Bruckner
Symphony No.5 in B flat [edited by Leopold Nowak]
London Philharmonic Orchestra
Stanisław Skrowaczewski
Recorded 31 October 2015 in Royal Festival Hall, Southbank Centre, London
Reviewed by: Richard Whitehouse
Reviewed: July 2016
CD No: LPO – 0090
Duration: 79 minutes
The continuing of Stanisław Skrowaczewski into his nineties is testament to a conductor (and no mean composer) whose career has been characterised by sheer consistency as regards interpretative priorities. Bruckner has been central from the outset, with this account of the Fifth Symphony following on from the Third and the Seventh as the fruits of his recent association with the London Philharmonic Orchestra. The results will delight converts to Skrowaczewski’s cause, and may well win over a few previously sceptical of his approach.

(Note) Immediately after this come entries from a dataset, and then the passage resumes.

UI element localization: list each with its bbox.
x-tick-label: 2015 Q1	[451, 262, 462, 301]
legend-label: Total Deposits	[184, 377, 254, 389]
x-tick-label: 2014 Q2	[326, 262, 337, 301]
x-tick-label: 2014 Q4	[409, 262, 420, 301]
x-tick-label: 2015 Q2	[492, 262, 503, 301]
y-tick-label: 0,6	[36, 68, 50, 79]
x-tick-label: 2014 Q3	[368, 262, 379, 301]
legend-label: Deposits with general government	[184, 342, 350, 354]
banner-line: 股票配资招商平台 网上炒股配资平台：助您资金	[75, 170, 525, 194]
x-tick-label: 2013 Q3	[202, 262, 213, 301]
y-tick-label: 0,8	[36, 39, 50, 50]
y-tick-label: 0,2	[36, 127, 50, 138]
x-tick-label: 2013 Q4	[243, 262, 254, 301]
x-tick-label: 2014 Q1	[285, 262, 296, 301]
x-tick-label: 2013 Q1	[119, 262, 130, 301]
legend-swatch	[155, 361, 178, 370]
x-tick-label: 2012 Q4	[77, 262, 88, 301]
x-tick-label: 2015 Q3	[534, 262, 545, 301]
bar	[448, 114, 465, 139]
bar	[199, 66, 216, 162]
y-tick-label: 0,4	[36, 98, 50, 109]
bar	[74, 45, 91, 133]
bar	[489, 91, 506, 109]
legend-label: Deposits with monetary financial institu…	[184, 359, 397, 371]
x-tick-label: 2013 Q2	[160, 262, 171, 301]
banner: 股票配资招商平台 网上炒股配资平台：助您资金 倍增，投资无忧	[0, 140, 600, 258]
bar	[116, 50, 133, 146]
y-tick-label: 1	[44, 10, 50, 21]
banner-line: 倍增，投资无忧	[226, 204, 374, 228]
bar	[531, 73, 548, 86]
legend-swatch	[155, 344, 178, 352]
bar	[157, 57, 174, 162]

There are no real surprises in his take on the first movement, its Adagio introduction rendered with breadth but also enough forward motion to head seamlessly into an Allegro whose themes are incisively then deftly delineated. While the development (its course memorably described by Robert Simpson as that of a tree splitting through the surrounding rock) is just a shade literal, the surging transition into the reprise is unerringly judged then the coda unfolds with that terse decisiveness which makes for a conclusion as determined as it is provisional.
A little staid in his Saarbrücken studio recording on Oehms, Skrowaczewski’s approach to the Adagio here conveys a more yielding quality – witness the limpid plaintiveness of its opening theme as countered by the searching eloquence of its successor. The central intensification is again a little halting in its onward course, but the circling transition back into the opening theme is as ideally paced as the tailing-off into the final bars lacks nothing in inward tension. Its formal and expressive complement, following on immediately (as happened in the concert), the Scherzo is even more persuasive; the driving energy of its outer portions offset by the poise of its Ländler interludes, the brief Trio then teasing through its alternately speculative and nonchalant gestures. Bruckner never conceived a more ingenious or humorous movement, as this account amply attests.
If not quite as fine throughout, the Finale yet emerges as the culminating statement intended. After the deadpan retrospection of its introduction, the movement is convincingly held together (even if the expressive emphasis on the second theme’s alternate phrases might pall on repetition) – most evidently in a development whose fugal opening stages are as forcefully gauged as its later canonic exchanges are precisely shaped. A relatively literal reprise proves to be Skrowaczewski’s means of emphasising the all-round scope of a coda that builds with unswerving focus to an apotheosis crowned by the resplendent re-emergence of the chorale, though some textural modifications during the heady closing bars suggest Skrowaczewski is not averse to intervening (however subtly or momentarily) in the standard Nowak edition.
The recorded sound has both clarity and immediacy – if not much in the way of perspective – such as confirms the Royal Festival Hall acoustic, with none of those post-production glosses that the redoubtable Colin Anderson noted in his reviews of the previous two Bruckner releases. Stephen Johnson’s booklet note is highly serviceable, and this LPO version is to be preferred to Skrowaczewski’s studio account by dint of its emerging as a living and constantly evolving whole. Some thirty seconds of applause has been retained – but, in the present work, why not?